Sertçelik’le “mevcut hukuki koşullara aykırı biçimde” telefon görüşmesi yaptığı öne sürülen Demircan/soruyu şöyle yanıtladı:
“Ses kayıtlarının alınması yönünde herhangi bir kimsenin talimatı olmamıştır. Tedbir amaçlı bu kayıtları aldım. Almış olduğum ses kayıtlarını idari tahkikata konu için sadece kendi lehime delil olsun diye ibraz ettim. İdari tahkikattan önce ve tahkikat sonrasında bu ses kayıtlarını hiç kimseyle paylaşmadım.”
Şimdi; polis müdürünün böylesi önemli bir soruşturmadaki mesleki davranışına ne demeli?
“Tedbir amaçlı aldım” cümlesinin mesleki pratikteki karşılığı, “kendimi kurtarmak için aldım” demek en basit haliyle.
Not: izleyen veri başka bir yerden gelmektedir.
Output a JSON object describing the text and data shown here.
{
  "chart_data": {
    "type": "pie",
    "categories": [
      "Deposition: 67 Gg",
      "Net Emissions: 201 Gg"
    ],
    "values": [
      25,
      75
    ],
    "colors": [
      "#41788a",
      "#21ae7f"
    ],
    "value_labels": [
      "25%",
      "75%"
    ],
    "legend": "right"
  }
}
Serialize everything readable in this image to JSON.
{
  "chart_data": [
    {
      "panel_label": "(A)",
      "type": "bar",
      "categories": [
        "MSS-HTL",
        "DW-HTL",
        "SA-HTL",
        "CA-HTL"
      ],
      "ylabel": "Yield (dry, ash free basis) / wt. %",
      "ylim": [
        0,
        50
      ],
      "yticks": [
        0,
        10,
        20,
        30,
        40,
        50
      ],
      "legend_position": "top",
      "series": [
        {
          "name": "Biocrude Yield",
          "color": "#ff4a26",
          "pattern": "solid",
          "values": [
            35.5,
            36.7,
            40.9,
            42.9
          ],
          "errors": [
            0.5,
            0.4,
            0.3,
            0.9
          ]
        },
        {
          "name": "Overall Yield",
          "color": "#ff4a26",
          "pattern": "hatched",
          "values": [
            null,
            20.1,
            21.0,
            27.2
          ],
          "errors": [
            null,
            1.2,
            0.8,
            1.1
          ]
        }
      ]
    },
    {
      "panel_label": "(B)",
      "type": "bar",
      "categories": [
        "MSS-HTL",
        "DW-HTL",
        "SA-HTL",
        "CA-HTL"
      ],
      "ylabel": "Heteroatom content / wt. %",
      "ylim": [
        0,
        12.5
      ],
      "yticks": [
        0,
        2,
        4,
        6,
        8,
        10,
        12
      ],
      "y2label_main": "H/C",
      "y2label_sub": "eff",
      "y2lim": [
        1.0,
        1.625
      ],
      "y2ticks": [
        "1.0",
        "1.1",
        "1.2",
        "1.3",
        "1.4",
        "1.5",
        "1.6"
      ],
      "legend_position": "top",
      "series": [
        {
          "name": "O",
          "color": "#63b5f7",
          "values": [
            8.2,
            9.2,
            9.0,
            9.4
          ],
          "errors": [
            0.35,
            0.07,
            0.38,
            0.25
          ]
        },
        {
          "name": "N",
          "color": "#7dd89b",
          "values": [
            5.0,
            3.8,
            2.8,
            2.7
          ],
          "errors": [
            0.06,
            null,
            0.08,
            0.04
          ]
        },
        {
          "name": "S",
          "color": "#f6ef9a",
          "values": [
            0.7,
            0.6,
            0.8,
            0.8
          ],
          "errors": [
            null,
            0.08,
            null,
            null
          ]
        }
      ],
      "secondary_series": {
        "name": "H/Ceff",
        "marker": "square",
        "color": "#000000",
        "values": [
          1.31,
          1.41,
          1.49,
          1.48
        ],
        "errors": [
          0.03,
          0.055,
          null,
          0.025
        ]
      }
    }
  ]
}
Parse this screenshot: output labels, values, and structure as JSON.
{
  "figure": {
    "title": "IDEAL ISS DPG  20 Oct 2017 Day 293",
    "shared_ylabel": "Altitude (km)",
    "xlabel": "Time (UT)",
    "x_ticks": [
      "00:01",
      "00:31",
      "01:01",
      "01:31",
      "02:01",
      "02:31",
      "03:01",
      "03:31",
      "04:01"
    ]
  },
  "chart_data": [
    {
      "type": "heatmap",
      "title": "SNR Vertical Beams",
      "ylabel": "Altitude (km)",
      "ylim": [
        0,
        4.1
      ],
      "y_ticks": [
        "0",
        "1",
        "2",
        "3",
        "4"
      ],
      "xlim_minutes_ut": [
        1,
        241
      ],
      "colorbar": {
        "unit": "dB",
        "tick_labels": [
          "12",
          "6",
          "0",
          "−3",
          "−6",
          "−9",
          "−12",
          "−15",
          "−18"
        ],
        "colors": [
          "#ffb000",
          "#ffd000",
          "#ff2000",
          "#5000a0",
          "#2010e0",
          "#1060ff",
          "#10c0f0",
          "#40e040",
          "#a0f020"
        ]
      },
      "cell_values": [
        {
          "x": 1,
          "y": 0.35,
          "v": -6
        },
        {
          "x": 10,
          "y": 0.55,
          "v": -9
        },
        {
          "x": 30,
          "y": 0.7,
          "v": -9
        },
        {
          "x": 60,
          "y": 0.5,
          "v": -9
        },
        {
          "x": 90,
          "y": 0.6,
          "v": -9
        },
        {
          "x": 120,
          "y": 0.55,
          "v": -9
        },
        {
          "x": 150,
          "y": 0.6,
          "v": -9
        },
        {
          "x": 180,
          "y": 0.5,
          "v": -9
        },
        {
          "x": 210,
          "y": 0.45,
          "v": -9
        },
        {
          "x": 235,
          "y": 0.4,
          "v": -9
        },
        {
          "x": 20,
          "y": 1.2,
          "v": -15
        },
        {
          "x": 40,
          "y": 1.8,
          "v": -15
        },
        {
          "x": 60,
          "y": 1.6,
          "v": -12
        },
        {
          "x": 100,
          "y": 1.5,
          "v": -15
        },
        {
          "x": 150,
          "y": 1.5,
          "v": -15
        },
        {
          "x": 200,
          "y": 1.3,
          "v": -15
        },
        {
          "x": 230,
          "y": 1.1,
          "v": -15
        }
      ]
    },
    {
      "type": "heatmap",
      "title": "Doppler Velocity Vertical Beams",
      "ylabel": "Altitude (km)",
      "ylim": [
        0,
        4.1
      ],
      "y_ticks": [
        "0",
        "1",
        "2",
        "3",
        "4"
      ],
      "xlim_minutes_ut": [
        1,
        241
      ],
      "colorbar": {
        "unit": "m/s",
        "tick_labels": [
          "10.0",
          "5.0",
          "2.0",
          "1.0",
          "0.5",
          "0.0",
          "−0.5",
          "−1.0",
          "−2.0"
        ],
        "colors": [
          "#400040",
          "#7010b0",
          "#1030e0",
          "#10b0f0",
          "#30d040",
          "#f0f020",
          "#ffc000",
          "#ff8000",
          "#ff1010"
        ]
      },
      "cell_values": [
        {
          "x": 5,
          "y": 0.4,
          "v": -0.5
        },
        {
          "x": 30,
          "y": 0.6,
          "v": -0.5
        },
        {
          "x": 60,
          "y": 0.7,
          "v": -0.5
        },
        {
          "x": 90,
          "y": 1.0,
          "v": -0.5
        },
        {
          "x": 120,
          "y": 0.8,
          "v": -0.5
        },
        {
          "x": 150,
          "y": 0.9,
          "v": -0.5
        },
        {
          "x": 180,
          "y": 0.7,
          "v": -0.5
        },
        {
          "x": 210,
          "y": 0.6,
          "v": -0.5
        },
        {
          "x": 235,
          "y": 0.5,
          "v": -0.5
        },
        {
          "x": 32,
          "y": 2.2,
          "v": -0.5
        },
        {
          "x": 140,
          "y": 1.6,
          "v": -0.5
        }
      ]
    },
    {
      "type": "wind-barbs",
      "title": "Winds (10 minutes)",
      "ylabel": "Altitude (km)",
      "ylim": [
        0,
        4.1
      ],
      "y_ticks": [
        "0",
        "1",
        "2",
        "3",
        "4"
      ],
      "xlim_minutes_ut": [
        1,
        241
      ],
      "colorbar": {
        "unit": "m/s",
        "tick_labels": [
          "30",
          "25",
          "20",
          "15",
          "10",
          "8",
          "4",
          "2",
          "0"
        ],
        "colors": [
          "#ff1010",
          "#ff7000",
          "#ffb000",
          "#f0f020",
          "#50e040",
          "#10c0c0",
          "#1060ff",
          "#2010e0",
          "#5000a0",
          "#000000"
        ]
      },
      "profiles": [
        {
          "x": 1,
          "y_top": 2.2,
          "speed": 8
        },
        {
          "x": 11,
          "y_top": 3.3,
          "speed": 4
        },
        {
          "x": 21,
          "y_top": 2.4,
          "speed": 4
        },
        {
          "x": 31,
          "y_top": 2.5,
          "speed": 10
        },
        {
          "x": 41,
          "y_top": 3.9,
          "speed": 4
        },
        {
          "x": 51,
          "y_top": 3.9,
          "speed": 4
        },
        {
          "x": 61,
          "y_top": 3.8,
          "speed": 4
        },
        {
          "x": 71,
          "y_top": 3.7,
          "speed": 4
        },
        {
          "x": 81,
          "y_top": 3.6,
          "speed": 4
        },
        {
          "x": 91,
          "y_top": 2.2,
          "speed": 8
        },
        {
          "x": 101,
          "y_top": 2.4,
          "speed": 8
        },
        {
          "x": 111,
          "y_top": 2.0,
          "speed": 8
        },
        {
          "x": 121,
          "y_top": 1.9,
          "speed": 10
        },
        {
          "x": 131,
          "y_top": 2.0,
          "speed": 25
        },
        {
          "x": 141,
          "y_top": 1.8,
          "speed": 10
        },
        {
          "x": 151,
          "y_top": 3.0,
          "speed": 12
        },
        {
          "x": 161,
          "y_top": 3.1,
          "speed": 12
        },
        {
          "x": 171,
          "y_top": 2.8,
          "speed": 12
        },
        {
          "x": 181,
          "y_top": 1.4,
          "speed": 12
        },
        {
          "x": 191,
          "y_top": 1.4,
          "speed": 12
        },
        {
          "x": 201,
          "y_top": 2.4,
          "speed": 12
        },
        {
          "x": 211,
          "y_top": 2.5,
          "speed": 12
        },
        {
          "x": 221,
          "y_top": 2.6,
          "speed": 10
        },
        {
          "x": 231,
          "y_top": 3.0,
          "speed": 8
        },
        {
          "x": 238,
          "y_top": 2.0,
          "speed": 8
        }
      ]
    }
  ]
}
Müfettişlerin bu tespiti de önemli kuşkusuz.
Üçüncü kişilerin telefonları kullanıldı!
Bu konu başlığına devam ediyorum.
Disiplin soruşturması yürüten müfettişler, Şube Müdür Yardımcısı Şevket Demircan’ın dosya firarisi Serdar Sertçelik’le irtibat kurduğu telefon görüşmelerinin 3. kişilere ait telefonlar kullanılarak gerçekleştiği bilgisine ulaştı.
Resmi arama kayıtlarına yansımaması için Demircan’ın başkalarına ait telefonları kullandığını söylemek yanlış olmaz.
Müfettişlerin ulaştığı önemli bir bilgi daha var.
Demircan’ın Sertçelik’le 15 Nisan’da yaptığı bir telefon görüşmesi sırasında aynı zamanda Şube Müdür Vekili olarak görev yaptığı ortaya çıktı.
Kayıtlara göre 7 dakika 34 saniye süren telefon görüşmesi sırasında Şube Müdürü Kerem Öner’in resmi bir görev nedeniyle Ankara dışında olduğu ve yerine Demircan’ın vekalet ettiği anlaşıldı.
Müfettişlerin edindiği diğer bir bilgi, Sertçelik’e elektronik kelepçe takılması konusu.
Bilindiği üzere, yargılamaya konu olan iddianamede, Sertçelik’in, elektronik kelepçe takılı olmasına rağmen farklı tarihlerde adli kontrol tedbirlerini ihlal ettiği belirtildi.
Türkiye’den yasa dışı yollarla kaçtığı dönemde Sertçelik’e yönelik elektronik kelepçe takılması uygulaması devam ediyordu.
Emniyete verilmeyen kelepçe bilgisi
Sertçelik’in söz konusu uygulamanın devam ettiği süreçte gerçekleştirdiği ihlal hakkında Elektronik İzleme Merkezi’nce ihlal ya da ihlallerin “kaçma şüphesi” barındırması halinde, kelepçe takılı olan kişinin bulunduğu bölgedeki kolluk birimlerine bilgi verilerek, kişinin yakalama işleminin sağlanması, hatta Cumhuriyet Savcılığı’nca verilecek talimatla gözaltına alınması gerekiyor. Mevcut yasalara göre uygulama böyle.
Buna karşın, Sertçelik’le ilgili söz konusu süreçte, sorumlu birimlerin Ankara Emniyeti Organize Suçlarla Mücadele Şubesi’ne bilgi vermediği görüldü.
Süreç şimdilik bu aşamada devam ediyor. Müfettişler, çalışmalarını tamamlamak üzere. Hazırladıkları raporu İçişleri Bakanlığı’na teslim ettikten sonra idari ceza süreci başlayacak doğal olarak.
Sürecin sonuçları yakında kamuoyuna yansıyacak.